When a new leader takes the helm at an agency as big as the U.S. Department of Defense (DOD), it's common for recommendations to start pouring in from all quarters. Seemingly everyone and their uncle has an opinion on what challenges the new chief should tackle first. But not in recent memory has a string of previous deputy chiefs asked the new leader to do a total overhaul of our national security strategy—while acknowledging there is a limit to what we can pay.
Yet that's what a letter sent this week by five former deputy defense secretaries to newly installed Defense Secretary Chuck Hagel did. The letter asked Hagel to conduct a comprehensive review of our ability to deter our most pressing threats, but with an important new element: “The resources needed to pay for the posture must be determined,” it states. “The long-term federal budget outlook indicates the direction of change.” That direction points to lower spending on shiny new weapons as well as fewer forces and overseas wars to deploy them to, the letter says.
This approach is a major departure from existing doctrine that military strategy must be formed completely independent of fiscal reality. That doctrine is enshrined in the Quadrenninal Defense Review, the process created in 1997 to focus Pentagon thinking on our defense posture in relation to current threats. Though the original legislation stated the process must consider the budget “required to provide sufficient resources” to meet its goals, the language was amended ten years later to say the process should not be “constrained” by budgets. As we have long argued, it's exactly that kind of thinking that landed the Pentagon in the situation it faces today—trying to squeeze a bloated department into some tight budgetary britches.
The letter's departure from this doctrine may be uncommon, but these are uncommon times. The House of Representatives on Wednesday passed legislation to fund the government for the rest of the year that essentially validated the level of cuts created by sequestration, the across-the-board budget-cutting mechanism that everyone with a TV now knows will impact federal functioning. Though the legislation provided DOD with much more flexibility than other agencies—allowing it to move money into daily operations accounts—it still maintained sequester-esque spending levels. That's a big deal, considering all the hand-wringing in the multiple Congressional hearings on how sequestration would defang the world's most powerful military.
Unfortunately, the legislation also highlights another major contributor to Pentagon plumpness—Congressional pork. The letter mentions areas for savings (including health care), but mainly emphasizes the need to orient ourselves to the top threats of the future, i.e. cyber security and terrorism. Yet the House bill still adds money for Congressional priorities such as the Abrams and Bradley tanks, weapons built for the land invasions which the letter (and many military experts) say we won't be doing much of in the future.

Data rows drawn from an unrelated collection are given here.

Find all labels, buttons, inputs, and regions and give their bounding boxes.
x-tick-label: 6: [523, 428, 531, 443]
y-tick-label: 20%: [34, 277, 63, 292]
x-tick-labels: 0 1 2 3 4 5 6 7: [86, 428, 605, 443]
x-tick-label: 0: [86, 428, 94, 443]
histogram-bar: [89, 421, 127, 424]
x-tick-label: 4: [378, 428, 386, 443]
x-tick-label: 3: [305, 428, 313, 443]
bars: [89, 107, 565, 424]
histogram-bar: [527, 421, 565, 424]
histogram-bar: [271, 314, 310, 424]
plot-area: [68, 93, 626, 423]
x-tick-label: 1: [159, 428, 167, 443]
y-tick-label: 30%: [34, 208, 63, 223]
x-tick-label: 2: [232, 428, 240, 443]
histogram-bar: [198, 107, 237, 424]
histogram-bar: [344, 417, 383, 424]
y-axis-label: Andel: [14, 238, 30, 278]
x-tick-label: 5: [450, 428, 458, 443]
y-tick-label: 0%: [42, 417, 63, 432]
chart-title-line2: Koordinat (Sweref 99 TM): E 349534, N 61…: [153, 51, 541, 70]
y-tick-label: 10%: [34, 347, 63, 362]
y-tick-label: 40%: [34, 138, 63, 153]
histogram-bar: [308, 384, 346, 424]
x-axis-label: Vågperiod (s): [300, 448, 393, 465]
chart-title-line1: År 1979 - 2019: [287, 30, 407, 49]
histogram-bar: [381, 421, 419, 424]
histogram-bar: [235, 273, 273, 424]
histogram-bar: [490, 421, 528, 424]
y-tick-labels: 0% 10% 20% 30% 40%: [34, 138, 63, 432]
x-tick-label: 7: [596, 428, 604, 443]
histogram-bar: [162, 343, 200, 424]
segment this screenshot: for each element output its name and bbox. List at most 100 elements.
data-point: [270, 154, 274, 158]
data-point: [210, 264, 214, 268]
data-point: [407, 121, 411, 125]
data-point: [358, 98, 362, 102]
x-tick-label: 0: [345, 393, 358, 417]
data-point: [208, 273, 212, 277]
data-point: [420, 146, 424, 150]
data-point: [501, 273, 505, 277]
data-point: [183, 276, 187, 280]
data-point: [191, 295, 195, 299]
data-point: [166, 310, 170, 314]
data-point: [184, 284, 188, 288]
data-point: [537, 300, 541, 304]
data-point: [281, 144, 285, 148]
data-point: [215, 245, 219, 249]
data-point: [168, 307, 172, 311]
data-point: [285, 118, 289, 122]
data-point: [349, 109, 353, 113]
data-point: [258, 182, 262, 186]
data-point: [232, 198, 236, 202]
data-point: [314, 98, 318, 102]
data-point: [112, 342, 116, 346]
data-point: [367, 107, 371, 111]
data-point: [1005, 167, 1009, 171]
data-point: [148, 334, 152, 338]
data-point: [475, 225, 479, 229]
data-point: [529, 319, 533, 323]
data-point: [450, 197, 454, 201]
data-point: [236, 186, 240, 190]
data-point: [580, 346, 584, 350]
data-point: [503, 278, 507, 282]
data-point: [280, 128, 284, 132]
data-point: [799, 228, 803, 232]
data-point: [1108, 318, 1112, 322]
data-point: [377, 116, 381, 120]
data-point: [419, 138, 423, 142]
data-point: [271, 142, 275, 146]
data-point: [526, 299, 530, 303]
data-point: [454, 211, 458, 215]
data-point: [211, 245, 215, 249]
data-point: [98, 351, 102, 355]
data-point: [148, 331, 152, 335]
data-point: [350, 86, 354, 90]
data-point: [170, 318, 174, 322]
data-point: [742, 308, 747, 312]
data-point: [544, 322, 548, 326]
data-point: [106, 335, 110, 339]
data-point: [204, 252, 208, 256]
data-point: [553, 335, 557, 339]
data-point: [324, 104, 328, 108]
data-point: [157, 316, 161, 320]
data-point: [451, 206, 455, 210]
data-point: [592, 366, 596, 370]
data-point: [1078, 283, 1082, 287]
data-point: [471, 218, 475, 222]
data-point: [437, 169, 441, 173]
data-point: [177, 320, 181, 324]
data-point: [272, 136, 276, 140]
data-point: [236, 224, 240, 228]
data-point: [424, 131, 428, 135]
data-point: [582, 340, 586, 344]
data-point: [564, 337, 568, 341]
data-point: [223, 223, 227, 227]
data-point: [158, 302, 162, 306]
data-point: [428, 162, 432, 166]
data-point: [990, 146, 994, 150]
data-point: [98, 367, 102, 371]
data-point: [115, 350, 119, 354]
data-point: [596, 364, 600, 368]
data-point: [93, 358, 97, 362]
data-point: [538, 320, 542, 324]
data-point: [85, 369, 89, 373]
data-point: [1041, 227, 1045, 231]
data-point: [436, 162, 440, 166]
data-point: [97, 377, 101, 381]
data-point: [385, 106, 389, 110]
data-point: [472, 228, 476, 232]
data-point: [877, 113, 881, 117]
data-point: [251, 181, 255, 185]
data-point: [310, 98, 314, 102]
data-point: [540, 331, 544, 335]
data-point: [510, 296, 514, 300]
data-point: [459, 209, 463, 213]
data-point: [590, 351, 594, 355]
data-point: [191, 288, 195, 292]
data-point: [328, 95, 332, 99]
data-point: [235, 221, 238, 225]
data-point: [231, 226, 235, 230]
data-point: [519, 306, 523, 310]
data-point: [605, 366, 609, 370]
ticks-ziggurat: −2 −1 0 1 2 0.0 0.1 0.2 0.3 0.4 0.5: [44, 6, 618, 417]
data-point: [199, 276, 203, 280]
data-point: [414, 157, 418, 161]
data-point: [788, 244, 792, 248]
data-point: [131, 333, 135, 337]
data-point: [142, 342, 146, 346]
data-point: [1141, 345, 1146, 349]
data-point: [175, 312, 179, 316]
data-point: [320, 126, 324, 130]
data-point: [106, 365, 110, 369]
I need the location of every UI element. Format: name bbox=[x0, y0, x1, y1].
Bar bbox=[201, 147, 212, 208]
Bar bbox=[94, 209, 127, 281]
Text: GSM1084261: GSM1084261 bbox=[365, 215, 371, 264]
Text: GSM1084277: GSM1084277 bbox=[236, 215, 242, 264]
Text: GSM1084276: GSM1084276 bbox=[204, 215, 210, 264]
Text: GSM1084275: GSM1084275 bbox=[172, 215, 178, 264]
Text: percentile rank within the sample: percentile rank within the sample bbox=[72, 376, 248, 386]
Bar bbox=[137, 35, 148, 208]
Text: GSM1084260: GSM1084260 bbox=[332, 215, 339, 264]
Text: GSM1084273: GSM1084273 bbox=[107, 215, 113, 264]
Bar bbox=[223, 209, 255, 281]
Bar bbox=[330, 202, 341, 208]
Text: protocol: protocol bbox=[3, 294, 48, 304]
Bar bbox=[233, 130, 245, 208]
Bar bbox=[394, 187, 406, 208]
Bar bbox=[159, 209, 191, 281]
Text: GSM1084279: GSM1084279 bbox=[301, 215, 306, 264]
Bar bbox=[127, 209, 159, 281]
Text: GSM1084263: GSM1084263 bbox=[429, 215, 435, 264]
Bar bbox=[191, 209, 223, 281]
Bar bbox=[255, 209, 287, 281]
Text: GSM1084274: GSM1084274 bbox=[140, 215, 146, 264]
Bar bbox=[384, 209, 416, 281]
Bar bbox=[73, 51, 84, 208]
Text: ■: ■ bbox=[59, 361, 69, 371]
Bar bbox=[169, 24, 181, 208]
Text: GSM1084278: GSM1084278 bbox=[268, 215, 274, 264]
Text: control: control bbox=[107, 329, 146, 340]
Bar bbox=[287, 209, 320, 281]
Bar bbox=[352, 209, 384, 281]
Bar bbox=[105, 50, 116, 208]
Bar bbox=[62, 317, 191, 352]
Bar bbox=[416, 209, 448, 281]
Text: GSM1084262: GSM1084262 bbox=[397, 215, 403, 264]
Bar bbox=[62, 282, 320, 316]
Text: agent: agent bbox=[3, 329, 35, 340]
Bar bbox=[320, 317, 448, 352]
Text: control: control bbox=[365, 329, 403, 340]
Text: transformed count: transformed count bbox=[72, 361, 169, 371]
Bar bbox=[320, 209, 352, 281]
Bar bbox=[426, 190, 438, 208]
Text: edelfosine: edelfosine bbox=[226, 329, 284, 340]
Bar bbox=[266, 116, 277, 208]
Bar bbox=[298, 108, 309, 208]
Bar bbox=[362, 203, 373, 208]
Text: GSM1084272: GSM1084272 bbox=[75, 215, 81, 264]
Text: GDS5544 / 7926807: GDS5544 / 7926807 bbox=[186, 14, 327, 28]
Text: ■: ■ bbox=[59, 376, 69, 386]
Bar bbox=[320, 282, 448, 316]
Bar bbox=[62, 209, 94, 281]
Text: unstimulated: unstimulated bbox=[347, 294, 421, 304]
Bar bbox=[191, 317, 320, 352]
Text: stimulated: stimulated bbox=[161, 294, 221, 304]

Obviously, you don’t want the green eyeshades to completely dictate defense spending. But the strategy to meet threats to our nation has to be informed by budget constraints because the country’s fiscal situation is a threat as well. So, for all those who argue that national security decisions should not be touched by fiscal facts on the ground, this week's events should provide a wake-up call. Let's hope new leaders at the Pentagon and on Capitol Hill don't press the snooze button.